Meningoencephalitis is a severe neurologic syndrome associated with high mortality and disability rates at 3 months. Actionable factors for which improvement could be made include time from hospital to ICU admission, early antimicrobial therapy, and detection of respiratory and cardiovascular complications at admission.
我们旨在描述需要重症监护的严重脑膜脑炎患者的结局。
我们在 7 个国家的 68 个中心进行了一项前瞻性多中心国际队列研究(2017-2020 年)。纳入标准为:急性脑病发作(格拉斯哥昏迷量表 [GCS] 评分 [Formula: see text] 13)、脑脊液白细胞增多 [Formula: see text] 5 个细胞/mm3,至少有以下两个标准的成年人:发热、癫痫发作、局灶性神经功能缺损、异常神经影像学和/或脑电图;入住重症监护病房(ICU)的脑膜脑炎患者。主要终点为 3 个月时功能不良结局,定义为改良 Rankin 量表评分为 3 至 6 分。多变量分析分层于中心,研究了与主要终点相关的 ICU 入院变量。

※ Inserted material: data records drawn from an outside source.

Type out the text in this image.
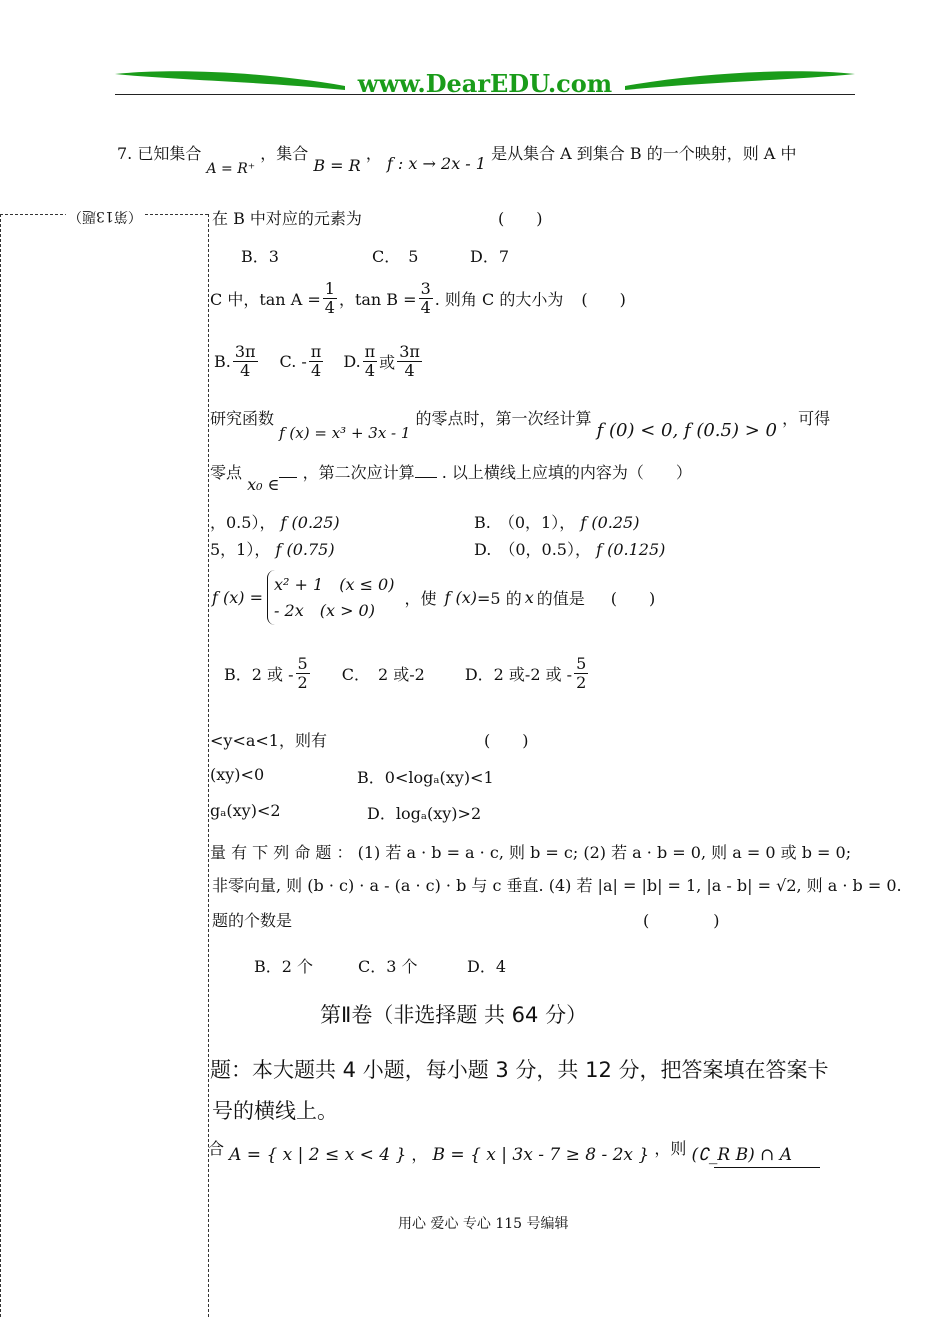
www.DearEDU.com
7. 已知集合 A = R⁺ ，集合 B = R ， f : x → 2x - 1 是从集合 A 到集合 B 的一个映射，则 A 中
（第13题）	在 B 中对应的元素为	(　　)
B．3	C．　5	D．7
C 中，$\tan A = \frac{1}{4}$ ，$\tan B = \frac{3}{4}$ . 则角 C 的大小为 (　　)
B. $\frac{3\pi}{4} C$. - $\frac{\pi}{4} D$. $\frac{\pi}{4}$ 或 $\frac{3\pi}{4}$
研究函数 f (x) = x³ + 3x - 1 的零点时，第一次经计算 f (0) < 0, f (0.5) > 0 ，可得
零点 x₀ ∈ ，第二次应计算 . 以上横线上应填的内容为（　　）
，0.5）， f (0.25)	B.　（0，1）， f (0.25)
5，1）， f (0.75)	D.　（0，0.5）， f (0.125)
f (x) =
x² + 1　(x ≤ 0)
- 2x　(x > 0)
，使 f (x) =5 的 x 的值是 (　　)
B．2 或 - $\frac{5}{2}$ C．　2 或-2	D．2 或-2 或 - $\frac{5}{2}$
<y<a<1，则有	(　　)
(xy)<0	B．0<logₐ(xy)<1
gₐ(xy)<2	D．logₐ(xy)>2
量 有 下 列 命 题 ： (1) 若 a · b = a · c, 则 b = c; (2) 若 a · b = 0, 则 a = 0 或 b = 0;
非零向量, 则 (b · c) · a - (a · c) · b 与 c 垂直. (4) 若 |a| = |b| = 1, |a - b| = √2, 则 a · b = 0.
题的个数是	(　　　　)
B．2 个	C．3 个	D．4
第Ⅱ卷（非选择题 共 64 分）
题：本大题共 4 小题，每小题 3 分，共 12 分，把答案填在答案卡
号的横线上。
合 A = { x | 2 ≤ x < 4 } ， B = { x | 3x - 7 ≥ 8 - 2x } ，则 (∁_R B) ∩ A
用心 爱心 专心 115 号编辑
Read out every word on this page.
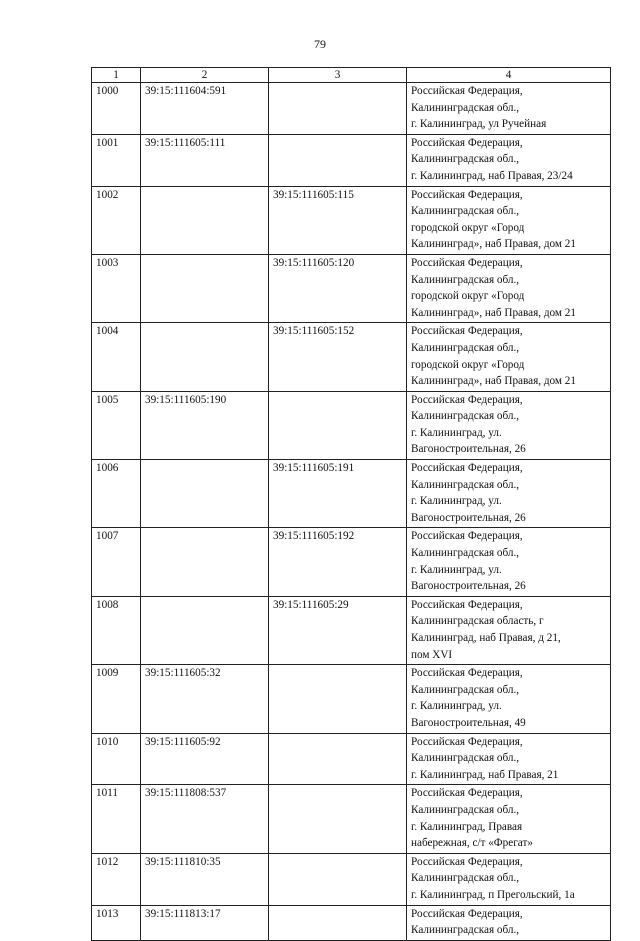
79
1	2	3	4
1000	39:15:111604:591		Российская Федерация,
Калининградская обл.,
г. Калининград, ул Ручейная

1001	39:15:111605:111		Российская Федерация,
Калининградская обл.,
г. Калининград, наб Правая, 23/24

1002		39:15:111605:115	Российская Федерация,
Калининградская обл.,
городской округ «Город
Калининград», наб Правая, дом 21

1003		39:15:111605:120	Российская Федерация,
Калининградская обл.,
городской округ «Город
Калининград», наб Правая, дом 21

1004		39:15:111605:152	Российская Федерация,
Калининградская обл.,
городской округ «Город
Калининград», наб Правая, дом 21

1005	39:15:111605:190		Российская Федерация,
Калининградская обл.,
г. Калининград, ул.
Вагоностроительная, 26

1006		39:15:111605:191	Российская Федерация,
Калининградская обл.,
г. Калининград, ул.
Вагоностроительная, 26

1007		39:15:111605:192	Российская Федерация,
Калининградская обл.,
г. Калининград, ул.
Вагоностроительная, 26

1008		39:15:111605:29	Российская Федерация,
Калининградская область, г
Калининград, наб Правая, д 21,
пом XVI

1009	39:15:111605:32		Российская Федерация,
Калининградская обл.,
г. Калининград, ул.
Вагоностроительная, 49

1010	39:15:111605:92		Российская Федерация,
Калининградская обл.,
г. Калининград, наб Правая, 21

1011	39:15:111808:537		Российская Федерация,
Калининградская обл.,
г. Калининград, Правая
набережная, с/т «Фрегат»

1012	39:15:111810:35		Российская Федерация,
Калининградская обл.,
г. Калининград, п Прегольский, 1а

1013	39:15:111813:17		Российская Федерация,
Калининградская обл.,
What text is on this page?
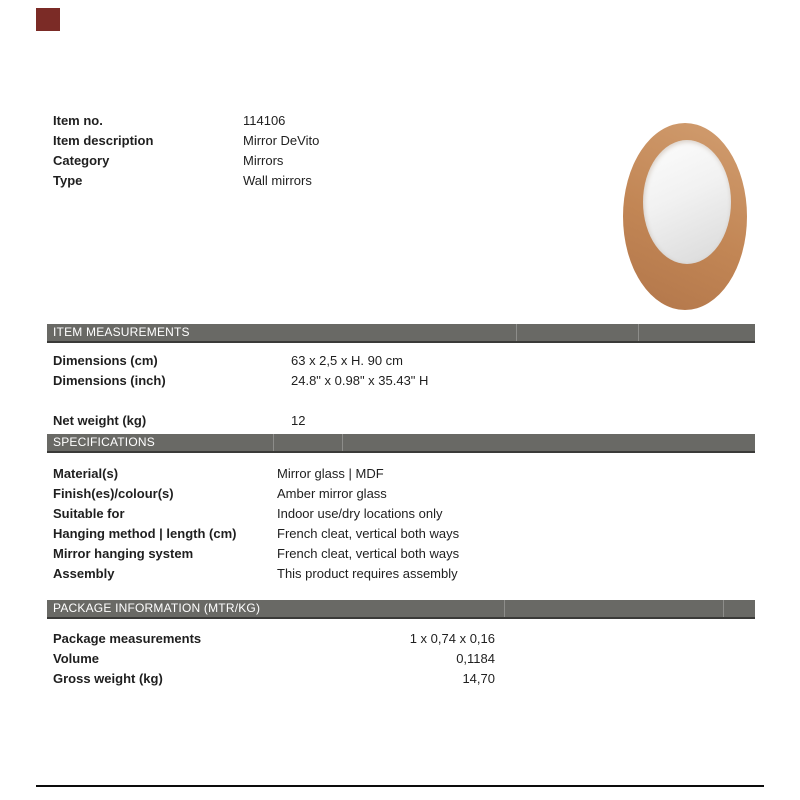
Item no.	114106
Item description	Mirror DeVito
Category	Mirrors
Type	Wall mirrors
ITEM MEASUREMENTS
Dimensions (cm)	63 x 2,5 x H. 90 cm
Dimensions (inch)	24.8" x 0.98" x 35.43" H
Net weight (kg)	12
SPECIFICATIONS
Material(s)	Mirror glass | MDF
Finish(es)/colour(s)	Amber mirror glass
Suitable for	Indoor use/dry locations only
Hanging method | length (cm)	French cleat, vertical both ways
Mirror hanging system	French cleat, vertical both ways
Assembly	This product requires assembly
PACKAGE INFORMATION (MTR/KG)
Package measurements	1 x 0,74 x 0,16
Volume	0,1184
Gross weight (kg)	14,70
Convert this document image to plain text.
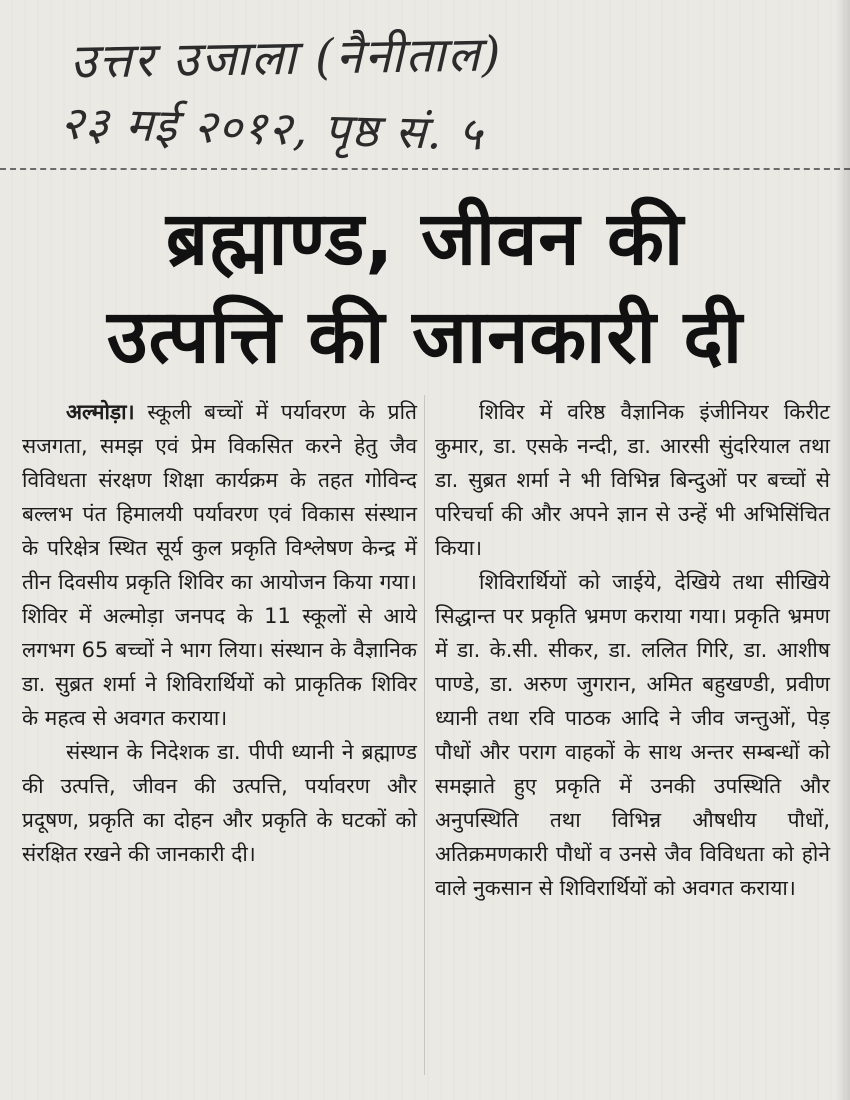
उत्तर उजाला (नैनीताल)
२३ मई २०१२, पृष्ठ सं. ५
ब्रह्माण्ड, जीवन की
उत्पत्ति की जानकारी दी

अल्मोड़ा। स्कूली बच्चों में पर्यावरण के प्रति सजगता, समझ एवं प्रेम विकसित करने हेतु जैव विविधता संरक्षण शिक्षा कार्यक्रम के तहत गोविन्द बल्लभ पंत हिमालयी पर्यावरण एवं विकास संस्थान के परिक्षेत्र स्थित सूर्य कुल प्रकृति विश्लेषण केन्द्र में तीन दिवसीय प्रकृति शिविर का आयोजन किया गया। शिविर में अल्मोड़ा जनपद के 11 स्कूलों से आये लगभग 65 बच्चों ने भाग लिया। संस्थान के वैज्ञानिक डा. सुब्रत शर्मा ने शिविरार्थियों को प्राकृतिक शिविर के महत्व से अवगत कराया।

संस्थान के निदेशक डा. पीपी ध्यानी ने ब्रह्माण्ड की उत्पत्ति, जीवन की उत्पत्ति, पर्यावरण और प्रदूषण, प्रकृति का दोहन और प्रकृति के घटकों को संरक्षित रखने की जानकारी दी।

शिविर में वरिष्ठ वैज्ञानिक इंजीनियर किरीट कुमार, डा. एसके नन्दी, डा. आरसी सुंदरियाल तथा डा. सुब्रत शर्मा ने भी विभिन्न बिन्दुओं पर बच्चों से परिचर्चा की और अपने ज्ञान से उन्हें भी अभिसिंचित किया।

शिविरार्थियों को जाईये, देखिये तथा सीखिये सिद्धान्त पर प्रकृति भ्रमण कराया गया। प्रकृति भ्रमण में डा. के.सी. सीकर, डा. ललित गिरि, डा. आशीष पाण्डे, डा. अरुण जुगरान, अमित बहुखण्डी, प्रवीण ध्यानी तथा रवि पाठक आदि ने जीव जन्तुओं, पेड़ पौधों और पराग वाहकों के साथ अन्तर सम्बन्धों को समझाते हुए प्रकृति में उनकी उपस्थिति और अनुपस्थिति तथा विभिन्न औषधीय पौधों, अतिक्रमणकारी पौधों व उनसे जैव विविधता को होने वाले नुकसान से शिविरार्थियों को अवगत कराया।
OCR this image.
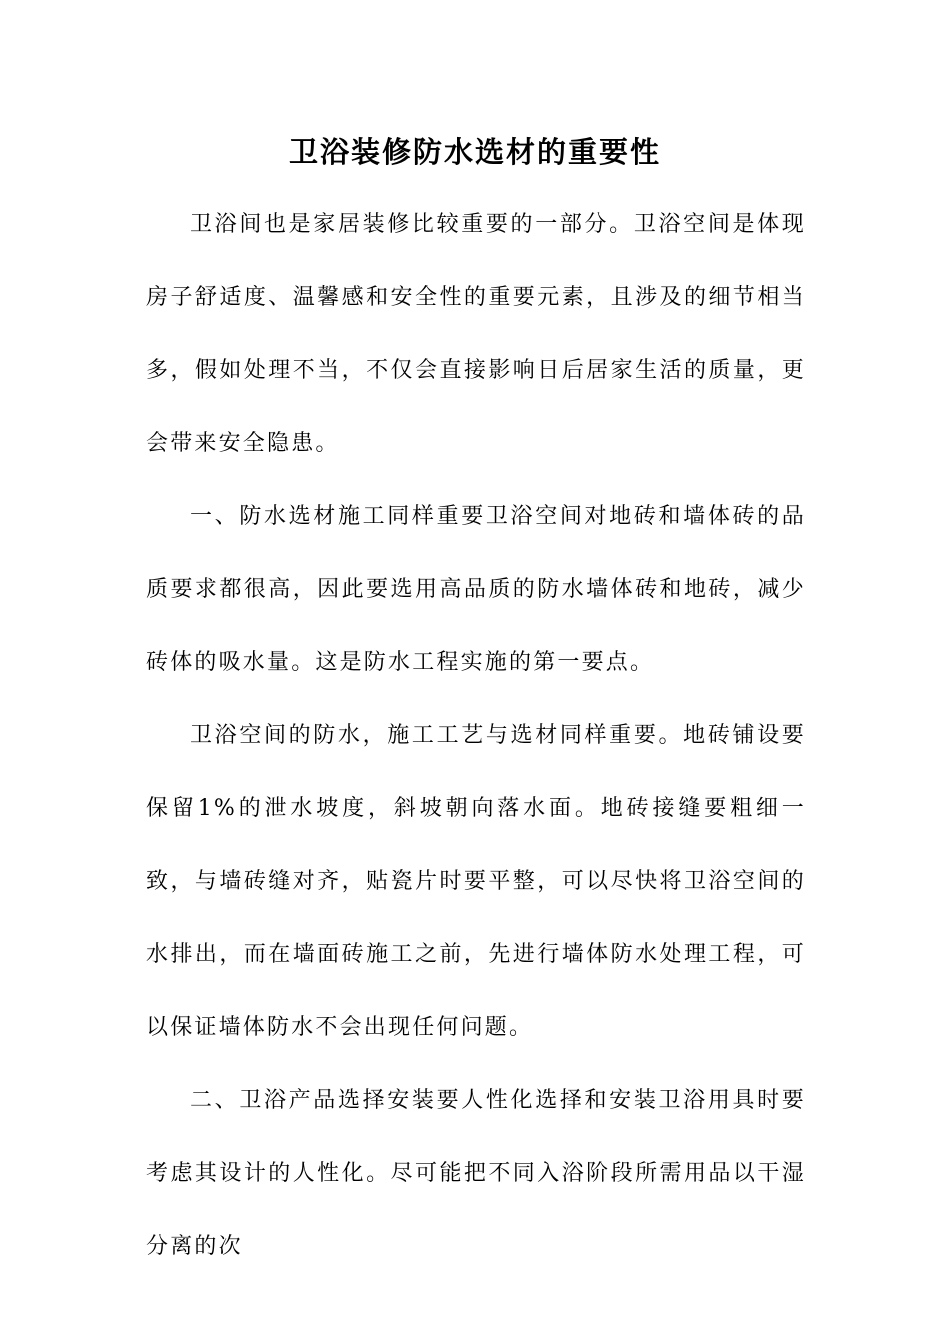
卫浴装修防水选材的重要性

卫浴间也是家居装修比较重要的一部分。卫浴空间是体现房子舒适度、温馨感和安全性的重要元素，且涉及的细节相当多，假如处理不当，不仅会直接影响日后居家生活的质量，更会带来安全隐患。

一、防水选材施工同样重要卫浴空间对地砖和墙体砖的品质要求都很高，因此要选用高品质的防水墙体砖和地砖，减少砖体的吸水量。这是防水工程实施的第一要点。

卫浴空间的防水，施工工艺与选材同样重要。地砖铺设要保留1%的泄水坡度，斜坡朝向落水面。地砖接缝要粗细一致，与墙砖缝对齐，贴瓷片时要平整，可以尽快将卫浴空间的水排出，而在墙面砖施工之前，先进行墙体防水处理工程，可以保证墙体防水不会出现任何问题。

二、卫浴产品选择安装要人性化选择和安装卫浴用具时要考虑其设计的人性化。尽可能把不同入浴阶段所需用品以干湿分离的次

在纳入的 599 名患者中,589 名(98.3%)完成了 3 个月的随访并纳入分析。总体而言,这些患者确定了 591 种病因,分为五组:急性细菌性脑膜炎(n=247,41.9%);病毒性、亚急性细菌性、真菌/寄生虫感染性脑炎(n=140,23.7%);自身免疫性脑炎(n=38,6.4%);肿瘤/中毒性脑炎(n=11,1.9%);和原因不明性脑炎(n=155,26.2%)。总体而言,298 名患者(50.5%,95%CI 46.6-54.6%)有不良功能结局,包括 152 例死亡(25.8%)。与不良功能结局相关的变量包括年龄>60 岁(OR 1.75,95%CI 1.22-2.51)、免疫抑制(OR 1.98,95%CI 1.27-3.08)、从入院到入住 ICU 的时间>1 天(OR 2.02,95%CI 1.44-2.99)、GCS 运动评分 [Formula: see text] 3(OR 2.23,95%CI 1.49-3.45)、偏瘫/偏瘫(OR 2.48,95%CI 1.47-4.18)、呼吸衰竭(OR 1.76,95%CI 1.05-2.94)和心血管衰竭(OR 1.72,95%CI 1.07-2.75)。相反,入住 ICU 时使用第三代头孢菌素(OR 0.54,95%CI 0.37-0.78)和阿昔洛韦(OR 0.55,95%CI 0.38-0.80)具有保护作用。
脑膜脑炎是一种严重的神经系统综合征,与 3 个月时的高死亡率和残疾率相关。可以改善的可操作因素包括从入院到入住 ICU 的时间、早期抗菌治疗以及在入院时检测呼吸和心血管并发症。